Quelques semaines se passèrent. Voyant que personne, autour d’elle, ne se laissait convaincre par ses discours, la Grande-Duchesse ne sut plus que croire : elle dit qu’elle mettait en Dieu désormais son espérance, et chercha dans la religion des motifs de consolation. Enfin, l’on commença de penser qu’elle n’avait jamais été grosse ; que séduite par son désir, elle avait pareillement séduit le Grand-Duc et ses familiers. On citait des exemples de femmes qui s’étaient crues grosses sans l’être, et qui avaient nourri leur erreur pendant plusieurs mois. Tout le monde, en un mot, fut persuadé que cette aventure était un jeu de la nature, qui déroge quelquefois à sa marche ordinaire ; et je me rappelle qu’en ce temps-là, comme je n’avais pas encore l’honneur d’être attaché à Son Altesse, on me demandait fréquemment mon avis sur cette étrange affaire[1].

Le temps calma insensiblement les inquiétudes de la Grande-Duchesse ; sa douleur se réfugia au fond de son cœur. Un fils lui naquit, puis une fille. Elle n’apprit l’engagement de son mari avec la princesse que longtemps après ces événements. Au reste, le Grand-Duc pressé par le Tsar, et sans doute aussi bourrelé par sa conscience, avait rompu avec Sacha Gourguin peu après son retour à la cour. La tristesse de Maria-Pia était enfin éteinte par les années, quand un bizarre incident la réveilla.

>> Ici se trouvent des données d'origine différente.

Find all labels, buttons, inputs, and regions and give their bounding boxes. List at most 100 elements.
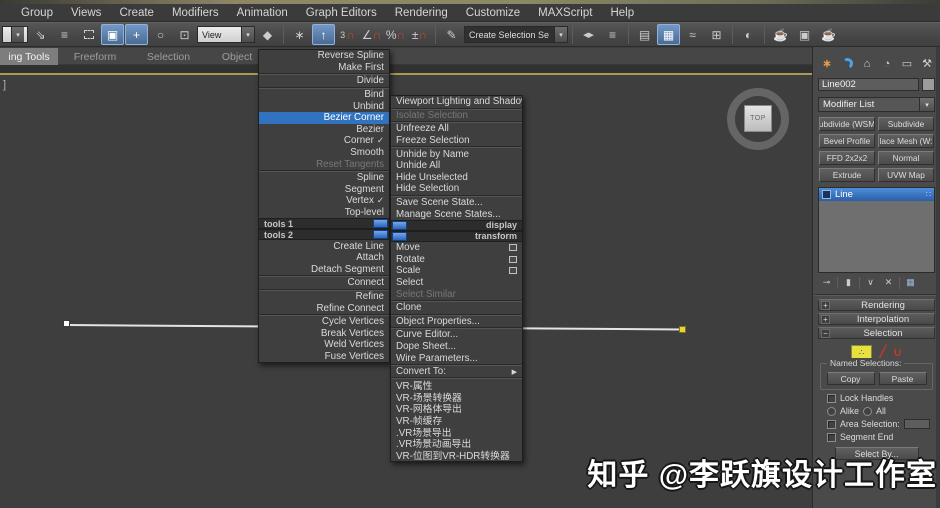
rollout-interpolation[interactable]: + Interpolation (818, 313, 935, 325)
all-radio[interactable] (863, 406, 873, 416)
viewcube[interactable]: TOP (723, 87, 793, 151)
panel-scrollbar[interactable] (936, 47, 940, 508)
menu-animation[interactable]: Animation (228, 7, 297, 19)
rendered-frame-window-icon[interactable]: ▣ (793, 24, 816, 45)
object-name-field[interactable]: Line002 (818, 78, 919, 91)
menu-item-unhide-by-name[interactable]: Unhide by Name (391, 148, 522, 160)
menu-item-top-level[interactable]: Top-level (259, 207, 389, 219)
tab-freeform[interactable]: Freeform (58, 48, 132, 65)
rollout-rendering[interactable]: + Rendering (818, 299, 935, 311)
object-color-swatch[interactable] (922, 78, 935, 91)
menu-views[interactable]: Views (62, 7, 110, 19)
select-and-manipulate-icon[interactable]: ∗ (288, 24, 311, 45)
menu-item-make-first[interactable]: Make First (259, 62, 389, 74)
menu-help[interactable]: Help (601, 7, 643, 19)
quad-header-transform[interactable]: transform (391, 230, 522, 242)
menu-item-vertex[interactable]: Vertex ✓ (259, 195, 389, 207)
tab-selection[interactable]: Selection (132, 48, 205, 65)
copy-button[interactable]: Copy (826, 372, 875, 385)
spline-subobject-icon[interactable]: ∪ (893, 345, 902, 359)
menu-item-fuse-vertices[interactable]: Fuse Vertices (259, 351, 389, 363)
vertex-subobject-icon[interactable]: ∴ (850, 345, 872, 359)
remove-modifier-icon[interactable]: ✕ (881, 276, 896, 289)
menu-item-attach[interactable]: Attach (259, 252, 389, 264)
segment-end-checkbox[interactable] (827, 432, 836, 442)
menu-item-corner[interactable]: Corner ✓ (259, 135, 389, 147)
viewport-label[interactable]: ] (3, 79, 6, 91)
select-and-scale-icon[interactable]: ⊡ (173, 24, 196, 45)
menu-item-vr-frame-buffer[interactable]: VR-帧缓存 (391, 414, 522, 426)
menu-graph-editors[interactable]: Graph Editors (297, 7, 386, 19)
menu-item-reverse-spline[interactable]: Reverse Spline (259, 50, 389, 62)
menu-item-bezier[interactable]: Bezier (259, 124, 389, 136)
select-and-rotate-icon[interactable]: ○ (149, 24, 172, 45)
render-setup-icon[interactable]: ☕ (769, 24, 792, 45)
snaps-toggle-icon[interactable]: 3 ∩ (336, 24, 359, 45)
segment-subobject-icon[interactable]: ╱ (879, 345, 886, 359)
modifier-list-dropdown[interactable]: Modifier List ▾ (818, 97, 935, 112)
configure-modifier-sets-icon[interactable]: ▦ (903, 276, 918, 289)
menu-modifiers[interactable]: Modifiers (163, 7, 228, 19)
button-displace-mesh[interactable]: lace Mesh (W: (878, 134, 934, 148)
settings-box-icon[interactable] (509, 267, 517, 275)
schematic-view-icon[interactable]: ⊞ (705, 24, 728, 45)
menu-item-vrscene-export[interactable]: .VR场景导出 (391, 426, 522, 438)
menu-item-curve-editor[interactable]: Curve Editor... (391, 329, 522, 341)
menu-rendering[interactable]: Rendering (386, 7, 457, 19)
use-pivot-center-icon[interactable]: ◆ (256, 24, 279, 45)
menu-item-spline[interactable]: Spline (259, 172, 389, 184)
reference-coordinate-dropdown[interactable]: View ▾ (197, 26, 255, 43)
named-selection-set-dropdown[interactable]: Create Selection Se ▾ (464, 26, 568, 43)
quad-header-tools2[interactable]: tools 2 (259, 229, 389, 241)
menu-item-move[interactable]: Move (391, 242, 522, 254)
menu-maxscript[interactable]: MAXScript (529, 7, 601, 19)
create-tab-icon[interactable]: ∗ (819, 56, 835, 71)
spinner-snap-icon[interactable]: ± ∩ (408, 24, 431, 45)
area-selection-checkbox[interactable] (827, 419, 836, 429)
render-production-icon[interactable]: ☕ (817, 24, 840, 45)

Cette servante Agraféna, complice de Boubnoff, qui, par la suite, était entrée au service de Sacha Gourguin, et de là s’était mariée, fut arrêtée à Novgorod pour

  1. Il est bien vrai que j’ai de la peine à comprendre comment Mme la Grande-Duchesse ne put pas faire partager sa conviction qu’elle était accouchée. Car enfin, il en est des marques naturelles, les mêmes pour la pauvreté et pour l’opulence, qui fournissent à l’enfance son aliment, et qu’il est impossible de récuser ou de ne point apercevoir. Peut-être aussi Platon Boubnoff avait-il donné un violent remède à Mme la Grande-Duchesse, pour lui faire passer le lait. (Note de M. Thiers.)